Questo primo dato va ribadito con forza mentre come Chiesa fiorentina siamo da qualche tempo impegnati nel Cammino sinodale e come Chiesa italiana ci accingiamo ad accogliere l’esortazione del Papa a fare altrettanto: un Cammino sinodale per l’Italia. È per noi motivo di particolare responsabilità il fatto che il Papa colleghi questo invito al Convegno che la Chiesa italiana celebrò qui a Firenze nel novembre del 2015: «La Chiesa italiana riprenderà […] il Convegno di Firenze, per toglierlo dalla tentazione di archiviarlo, e lo farà alla luce del cammino sinodale […] che incomincerà da ogni comunità cristiana, […] dal basso fino all’alto. E la luce, dall’alto al basso, sarà il Convegno di Firenze» (Discorso al Consiglio nazionale dell’Azione Cattolica Italiana, 30 aprile 2021, n. 3).

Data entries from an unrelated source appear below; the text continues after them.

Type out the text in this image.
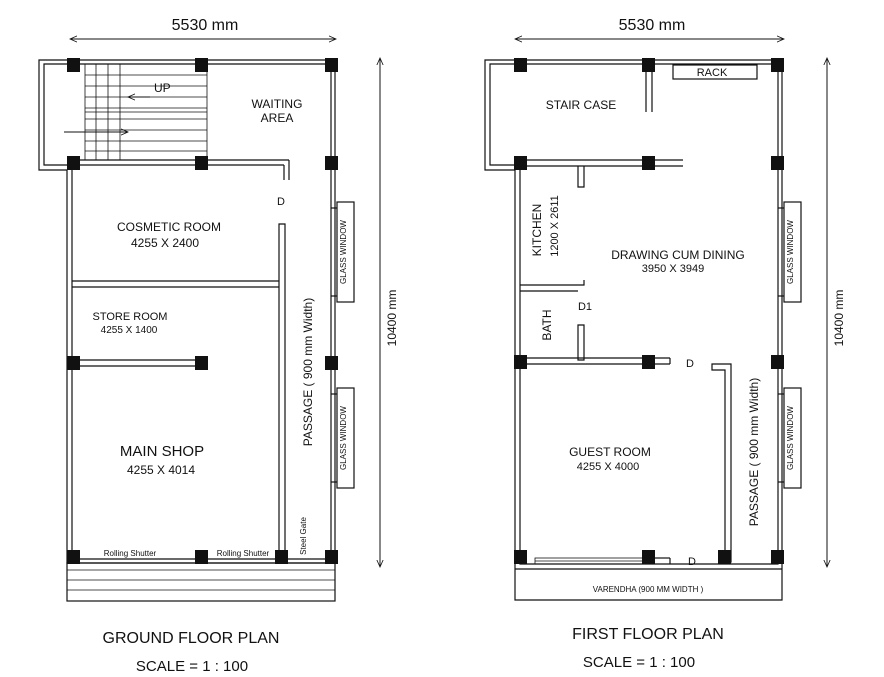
5530 mm
10400 mm
UP
WAITING
AREA
D
COSMETIC ROOM
4255 X 2400
STORE ROOM
4255 X 1400
MAIN SHOP
4255 X 4014
PASSAGE ( 900 mm Width)
GLASS WINDOW
GLASS WINDOW
Rolling Shutter	Rolling Shutter	Steel Gate
GROUND FLOOR PLAN
SCALE = 1 : 100
5530 mm
10400 mm
RACK
STAIR CASE
KITCHEN 1200 X 2611	DRAWING CUM DINING
3950 X 3949
BATH
D1
D
PASSAGE ( 900 mm Width)
GUEST ROOM
4255 X 4000
D
GLASS WINDOW
GLASS WINDOW
VARENDHA (900 MM WIDTH )
FIRST FLOOR PLAN
SCALE = 1 : 100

Parlando di Cammino sinodale il Papa chiarisce che «dobbiamo essere precisi, quando parliamo di sinodalità, di cammino sinodale, di esperienza sinodale. Non è un parlamento […]. La sinodalità non è la sola discussione dei problemi […]. La sinodalità non è cercare una maggioranza, un accordo sopra soluzioni pastorali che dobbiamo fare. […] Quello che fa che la discussione, il “parlamento”, la ricerca delle cose diventino sinodalità è la presenza dello Spirito» (Ivi). Con il linguaggio del vangelo secondo Giovanni diremmo che essere Chiesa, una Chiesa che esprime la propria natura nella
sinodalità, è rimanere nell’amore di Gesù e del Padre suo: «Come il Padre ha amato me, anche io ho amato voi. Rimanete nel mio amore» (Gv 15,9). Senza questa radice spirituale non c’è Chiesa: c’è un’organizzazione di solidarietà, ma non c’è Chiesa.

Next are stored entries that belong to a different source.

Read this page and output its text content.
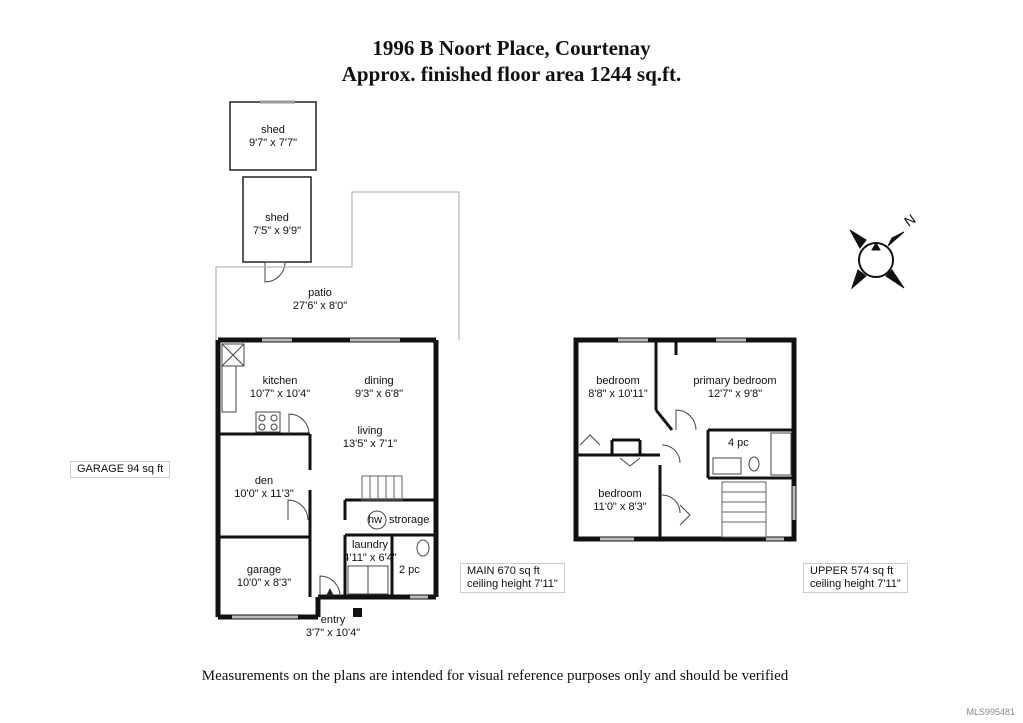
1996 B Noort Place, Courtenay
Approx. finished floor area 1244 sq.ft.
N
shed
9'7" x 7'7"
shed
7'5" x 9'9"
patio
27'6" x 8'0"
kitchen
10'7" x 10'4"
dining
9'3" x 6'8"
living
13'5" x 7'1"
den
10'0" x 11'3"
garage
10'0" x 8'3"
laundry
4'11" x 6'4"
entry
3'7" x 10'4"
hw strorage
2 pc
bedroom
8'8" x 10'11"
primary bedroom
12'7" x 9'8"
4 pc
bedroom
11'0" x 8'3"
GARAGE 94 sq ft
MAIN 670 sq ft
ceiling height 7'11"
UPPER 574 sq ft
ceiling height 7'11"
Measurements on the plans are intended for visual reference purposes only and should be verified
MLS995481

Di questo erano ben consapevoli i nostri Patroni, che ci hanno offerto una testimonianza di santità nella loro esistenza trasformata dallo Spirito e attraverso di essa hanno contribuito in modo significativo a dare forma alla nostra Chiesa nella retta fede e nella carità operosa. È il frutto di cui parla Gesù nel vangelo, che sgorga dall’accoglienza della sua chiamata e del suo mandato e si manifesta nella comunione creata dall’amore reciproco.
Quali siano le condizioni di questa comunione lo ricorda san Paolo ai cristiani di Efeso, richiamandoli all’umiltà, alla dolcezza e alla magnanimità, al farsi carico gli uni degli altri. Alla radice di queste virtù si pone la fede in un solo Dio e Padre e in un solo Signore, la fede consegnata a noi nel battesimo, da cui scaturisce la speranza che fa camminare nella storia con fiducia e mantiene uniti nello spirito. Lo scopo è indicato così dall’apostolo: rendere presente nella storia Cristo in tutta la sua pienezza, per rivelare in lui al mondo la pienezza del divino e la pienezza dell’umano. Perché questa è la missione della Chiesa: mostrare al mondo che la pienezza del desiderio del cuore umano può essere appagata solo dalla persona di Gesù nostro Signore.
A questo disegno divino deve contribuire ciascun credente. Ci sono alcuni a cui è affidato un ministero con cui porsi al servizio dei fratelli – apostoli, profeti, evangelisti, pastori e maestri (cfr. Ef 4,11) –, ma ogni discepolo di Gesù partecipa all’edificazione della presenza del Signore nella storia. C’è ancora molta strada da fare per superare un’immagine di Chiesa in cui alcuni operano a vantaggio degli altri e molti ricevono senza un reale coinvolgimento. Anche in questo l’esperienza sinodale è essenziale. Ricorro ancora alle parole del Papa: «Una Chiesa del dialogo è una Chiesa sinodale, che si pone insieme in ascolto dello Spirito e di quella voce di Dio che ci raggiunge attraverso il grido dei poveri e della terra» (Discorso al Consiglio nazionale dell’Azione Cattolica Italiana, n. 3). Sono indicazioni che vanno ben oltre le categorie dei cristiani impegnati, oppure, all’altro limite, dei cristiani della soglia. Il Papa è ancora più deciso, ripetendo e precisando: «La Chiesa del dialogo è una Chiesa sinodale, che si pone insieme in ascolto dello Spirito e di quella voce di Dio che ci raggiunge attraverso il grido dei poveri e della terra. In genere, anche i peccatori sono i poveri della terra. In effetti,
quello sinodale non è tanto un piano da programmare e da realizzare, una decisione pastorale da prendere, ma anzitutto uno stile da incarnare» (Ivi).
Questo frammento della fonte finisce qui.